The final quality of the product produced by such a processing system depends upon the containment of the effects of reverse line motion often described in mechanical systems as backlash. Processing controls also utilize positional data derived from totalized incremental encoder signals to track the forward progress of a product situated along the processing system. Mechanical backlash, improperly compensated, acts to reduce the quality of ink jet applied images as well as contributes to a loss of positional control of the product along the processing system. Inaccuracies in product tracking, resulting from improper backlash compensation or no backlash compensation, contribute to ineffective device control along the course of a collating conveyor. Systems relying on the proper presentation of the index pulse for positional control may become faulty as a result of multiple index pulse transitions produced by a reciprocating angular motion of the encoder shaft.

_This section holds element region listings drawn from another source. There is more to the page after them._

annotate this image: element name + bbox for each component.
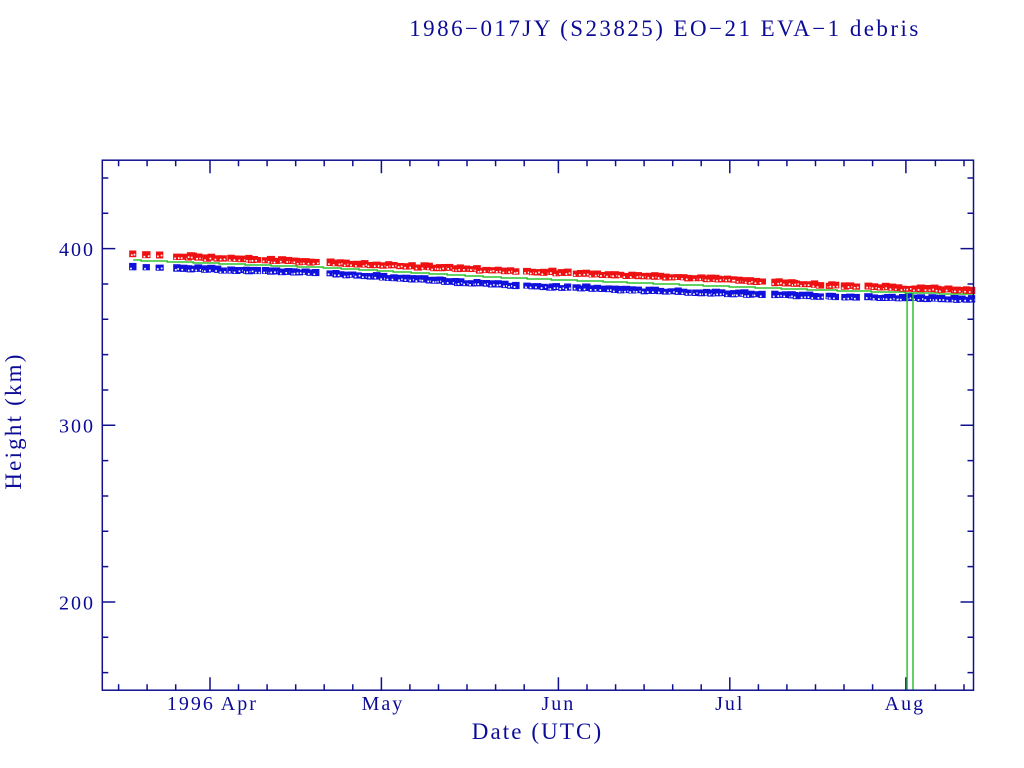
svg-text:1986−017JY (S23825) EO−21 EVA−: 1986−017JY (S23825) EO−21 EVA−1 debris xyxy=(409,16,921,41)
svg-text:Jun: Jun xyxy=(542,693,576,715)
svg-text:300: 300 xyxy=(59,416,95,438)
svg-text:May: May xyxy=(362,693,405,715)
svg-text:1996 Apr: 1996 Apr xyxy=(167,693,258,715)
svg-text:Aug: Aug xyxy=(885,693,925,715)
svg-text:200: 200 xyxy=(59,592,95,614)
svg-text:Jul: Jul xyxy=(715,693,744,715)
svg-text:Height (km): Height (km) xyxy=(1,352,26,489)
svg-text:400: 400 xyxy=(59,239,95,261)
svg-text:Date (UTC): Date (UTC) xyxy=(472,719,604,744)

Electronic circuits for compensating mechanical backlash encountered by an incremental encoder having quadrature and index outputs are known. For example, a type of filter circuit may be located between the incremental encoder and the control circuitry t inhibit the passage of reverse direction signal sequences. In such a manner, only forward transitions are passed to the control circuitry. The output of the filter circuit is a single phase pulse train signal derived from the input quadrature sourced by the incremental encoder. Since the incremental encoder provides a quadrature source signal comprised of two discrete signal lines and appropriately phased, and the filter circuit provides a single output line to the controller, the integrity of the quadrature output of the encoder is lost when a filter circuit is employed. Further, such filter circuitry does not preserve the proper sequencing of the index pulse for encoders so equipped.